Back in 1969 we acquired a street dog named Napi. He was a real son of a bitch. I wanted to call him Walt (Whitman), but the name just wouldn’t stick for some reason. After being abandoned by some heartless soul, the dog had taken up temporary residence on Helen and Napi Van Dereck’s recently arrived sailboat, so we called him Napi. (We couldn’t very well call him Helen.)
Napi the dog was a most independent soul, an outlaw, a lover, a fighter, and a roamer. I spent many days searching the town for him, trying to bring him home before Philly Alexander, the town’s dogcatcher, apprehended him. I remember one late winter afternoon going down Alden Street (I think it was) shouting, “Napi! Napi! Napi!” when a window suddenly flew open and the estimable Pat Saffron leaned out and called, “What do you want with my son?” A small town experience. Pat Saffron died on Christmas Day in 1993.
Her son, that son, Napi Van Dereck, died on Christmas Day 2019. He joins many other good people who left this town this year. He will probably garner a bigger obituary, not because he was better than others, but because he was bigger:outsized, larger than life, a force to be reckoned with, in your face. Napi: whatever he was, he was ours.
People are saying it is the end of an era, and it is true. Napi’s life spanned an important segment of Provincetown’s history, and he was a major player in that history. Imagine: Harry Kemp (1883-1960) would buy little Napi an occasional cookie at Tillie’s Market. How many people alive today go back to those days, when an eccentric poet was a town mainstay? Napi told me once that he remembered the town road that became Route 6 being staked out.
Napi was a real boatman. He knew his boats. He was a constant presence on the wharf.
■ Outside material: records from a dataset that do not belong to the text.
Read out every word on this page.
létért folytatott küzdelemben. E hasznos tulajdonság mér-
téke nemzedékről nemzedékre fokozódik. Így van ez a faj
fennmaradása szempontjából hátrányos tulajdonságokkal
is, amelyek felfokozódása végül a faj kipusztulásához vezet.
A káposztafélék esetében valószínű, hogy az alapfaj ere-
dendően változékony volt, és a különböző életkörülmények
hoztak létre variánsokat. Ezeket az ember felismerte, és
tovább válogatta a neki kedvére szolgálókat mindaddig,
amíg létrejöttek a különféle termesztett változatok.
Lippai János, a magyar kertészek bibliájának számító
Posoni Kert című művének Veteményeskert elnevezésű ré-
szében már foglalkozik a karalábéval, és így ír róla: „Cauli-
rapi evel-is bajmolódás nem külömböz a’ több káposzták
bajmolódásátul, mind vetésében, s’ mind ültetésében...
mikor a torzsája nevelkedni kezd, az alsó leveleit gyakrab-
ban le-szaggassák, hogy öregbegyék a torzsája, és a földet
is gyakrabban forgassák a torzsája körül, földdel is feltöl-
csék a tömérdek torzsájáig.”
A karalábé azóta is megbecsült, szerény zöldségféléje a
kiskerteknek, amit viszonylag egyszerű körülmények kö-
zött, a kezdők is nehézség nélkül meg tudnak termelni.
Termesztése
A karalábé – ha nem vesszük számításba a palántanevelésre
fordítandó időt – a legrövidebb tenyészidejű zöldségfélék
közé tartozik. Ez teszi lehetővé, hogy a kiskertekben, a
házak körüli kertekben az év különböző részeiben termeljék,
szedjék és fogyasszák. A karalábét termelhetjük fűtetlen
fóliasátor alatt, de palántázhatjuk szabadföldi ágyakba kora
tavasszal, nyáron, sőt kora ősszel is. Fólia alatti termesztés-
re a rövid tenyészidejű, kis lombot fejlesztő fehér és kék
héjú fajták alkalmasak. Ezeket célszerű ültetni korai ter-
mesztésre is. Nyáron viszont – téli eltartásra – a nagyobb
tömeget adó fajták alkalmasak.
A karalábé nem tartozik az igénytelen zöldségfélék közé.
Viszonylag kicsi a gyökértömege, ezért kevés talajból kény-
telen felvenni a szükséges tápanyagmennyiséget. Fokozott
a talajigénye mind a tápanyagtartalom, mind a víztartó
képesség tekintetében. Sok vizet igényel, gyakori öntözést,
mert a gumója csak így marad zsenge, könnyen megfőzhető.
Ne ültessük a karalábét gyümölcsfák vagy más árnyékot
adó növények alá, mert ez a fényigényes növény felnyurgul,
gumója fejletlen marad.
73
He was a staunch supporter of the Center for Coastal Studies from the very beginning. Its mission was his mission. He was a major collector of art and a patron of artists, none more than Jackson Lambert: Napi saw the genius in him, and in so many others. Napi’s renowned collection of local art now outlives him as an entity unto itself.
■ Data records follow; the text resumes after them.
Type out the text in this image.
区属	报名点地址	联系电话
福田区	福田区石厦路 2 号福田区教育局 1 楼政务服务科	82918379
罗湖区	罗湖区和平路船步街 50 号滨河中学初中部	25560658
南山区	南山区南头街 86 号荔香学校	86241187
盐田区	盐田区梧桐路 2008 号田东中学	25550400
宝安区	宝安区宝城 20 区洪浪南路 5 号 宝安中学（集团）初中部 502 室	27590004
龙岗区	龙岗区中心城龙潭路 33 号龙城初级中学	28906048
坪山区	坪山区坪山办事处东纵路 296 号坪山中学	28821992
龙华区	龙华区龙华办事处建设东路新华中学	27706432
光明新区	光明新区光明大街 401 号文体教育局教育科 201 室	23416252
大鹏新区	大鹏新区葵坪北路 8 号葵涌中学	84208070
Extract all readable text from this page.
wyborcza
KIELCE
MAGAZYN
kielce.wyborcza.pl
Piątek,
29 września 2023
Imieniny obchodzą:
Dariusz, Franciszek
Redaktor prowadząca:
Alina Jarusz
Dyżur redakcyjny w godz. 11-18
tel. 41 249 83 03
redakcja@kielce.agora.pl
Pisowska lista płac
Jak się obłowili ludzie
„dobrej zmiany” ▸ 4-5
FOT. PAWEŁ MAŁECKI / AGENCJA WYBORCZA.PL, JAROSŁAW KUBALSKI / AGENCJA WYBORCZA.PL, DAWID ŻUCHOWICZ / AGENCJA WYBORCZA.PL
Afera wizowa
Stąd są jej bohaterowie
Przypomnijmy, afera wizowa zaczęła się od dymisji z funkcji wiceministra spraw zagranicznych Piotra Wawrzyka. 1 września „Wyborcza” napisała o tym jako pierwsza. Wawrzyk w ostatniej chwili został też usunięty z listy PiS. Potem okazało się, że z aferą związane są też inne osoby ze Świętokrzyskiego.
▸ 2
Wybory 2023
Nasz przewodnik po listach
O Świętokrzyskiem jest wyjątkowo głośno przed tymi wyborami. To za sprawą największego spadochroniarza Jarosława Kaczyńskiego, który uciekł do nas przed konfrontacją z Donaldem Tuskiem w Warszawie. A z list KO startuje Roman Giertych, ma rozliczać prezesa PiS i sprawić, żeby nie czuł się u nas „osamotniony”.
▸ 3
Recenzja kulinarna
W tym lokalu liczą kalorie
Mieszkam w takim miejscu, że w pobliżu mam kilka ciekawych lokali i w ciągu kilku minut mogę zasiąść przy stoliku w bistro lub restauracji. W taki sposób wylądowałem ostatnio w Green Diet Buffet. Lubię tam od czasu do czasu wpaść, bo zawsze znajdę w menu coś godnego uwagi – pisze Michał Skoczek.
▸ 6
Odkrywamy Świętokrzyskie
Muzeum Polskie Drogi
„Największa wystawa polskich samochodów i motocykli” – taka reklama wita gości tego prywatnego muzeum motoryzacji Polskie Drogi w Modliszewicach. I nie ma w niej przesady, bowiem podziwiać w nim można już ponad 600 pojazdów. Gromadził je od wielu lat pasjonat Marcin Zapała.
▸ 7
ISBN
Napi was a Beachcomber in good standing (there is no other kind). Napi was a businessman who created a restaurant that, like his art, will outlive him and serve this town. The place is indescribable: a hodge-podge of art and artifact and unusual features that tell you at once that you are not in a usual restaurant.
When I say “Napi” I mean Napi and Helen: no better example of a couple complementing each other exists. He was the front man, and she the strong woman behind the scenes. They accomplished it all together.
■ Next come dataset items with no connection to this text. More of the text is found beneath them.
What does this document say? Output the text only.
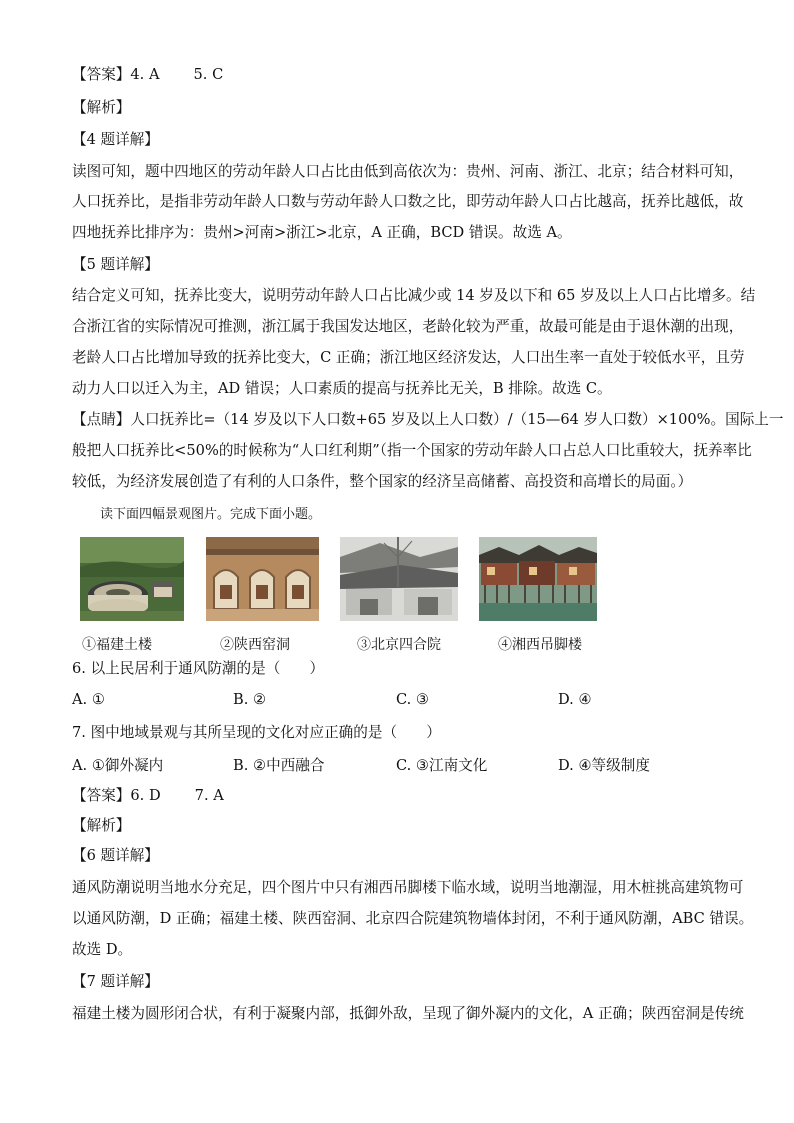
【答案】4. A 5. C
【解析】
【4 题详解】
读图可知，题中四地区的劳动年龄人口占比由低到高依次为：贵州、河南、浙江、北京；结合材料可知，
人口抚养比，是指非劳动年龄人口数与劳动年龄人口数之比，即劳动年龄人口占比越高，抚养比越低，故
四地抚养比排序为：贵州>河南>浙江>北京，A 正确，BCD 错误。故选 A。
【5 题详解】
结合定义可知，抚养比变大，说明劳动年龄人口占比减少或 14 岁及以下和 65 岁及以上人口占比增多。结
合浙江省的实际情况可推测，浙江属于我国发达地区，老龄化较为严重，故最可能是由于退休潮的出现，
老龄人口占比增加导致的抚养比变大，C 正确；浙江地区经济发达，人口出生率一直处于较低水平，且劳
动力人口以迁入为主，AD 错误；人口素质的提高与抚养比无关，B 排除。故选 C。
【点睛】人口抚养比=（14 岁及以下人口数+65 岁及以上人口数）/（15—64 岁人口数）×100%。国际上一
般把人口抚养比<50%的时候称为“人口红利期”（指一个国家的劳动年龄人口占总人口比重较大，抚养率比
较低，为经济发展创造了有利的人口条件，整个国家的经济呈高储蓄、高投资和高增长的局面。）
读下面四幅景观图片。完成下面小题。
①福建土楼	②陕西窑洞	③北京四合院	④湘西吊脚楼
6. 以上民居利于通风防潮的是（　　）
A. ①	B. ②	C. ③	D. ④
7. 图中地域景观与其所呈现的文化对应正确的是（　　）
A. ①御外凝内	B. ②中西融合	C. ③江南文化	D. ④等级制度
【答案】6. D 7. A
【解析】
【6 题详解】
通风防潮说明当地水分充足，四个图片中只有湘西吊脚楼下临水域，说明当地潮湿，用木桩挑高建筑物可
以通风防潮，D 正确；福建土楼、陕西窑洞、北京四合院建筑物墙体封闭，不利于通风防潮，ABC 错误。
故选 D。
【7 题详解】
福建土楼为圆形闭合状，有利于凝聚内部，抵御外敌，呈现了御外凝内的文化，A 正确；陕西窑洞是传统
Adjectives for Napi: cantankerous, over the top, solipsistic, obstinate; he had a healthy ego; he was a competitive talker. He had to make his point and he had to win every argument. (“You’re not listening to me!”) Ever wonder how he got his name? It was bestowed on him, he told me, as a very young child by his stepfather, and is short for Napoleon — in recognition, even then, of these qualities.
These same qualities, which (mostly) endeared him to us all, did not work in every circumstance. Napi remembered working as a dishwasher at Ciro and Sal’s in the early ’70s, but I remember him on the floor, as a busboy — and not a very good one. My then-girlfriend-now-wife Deborah was the hostess, and she would say something like, “Napi, take those two deuces and make a four-top, and set the home table for a party of eight…,” or something like that, whereupon Napi would pause, reflect, and say, “No, I think it would be better to use the four-top at the corner table and keep the two deuces and use the family table for the party of eight.” And so the debate went on, as the people waited to be seated.
Ah, Napi: seat them any which way. You were ours, and this town is the better for it and will truly never be the same.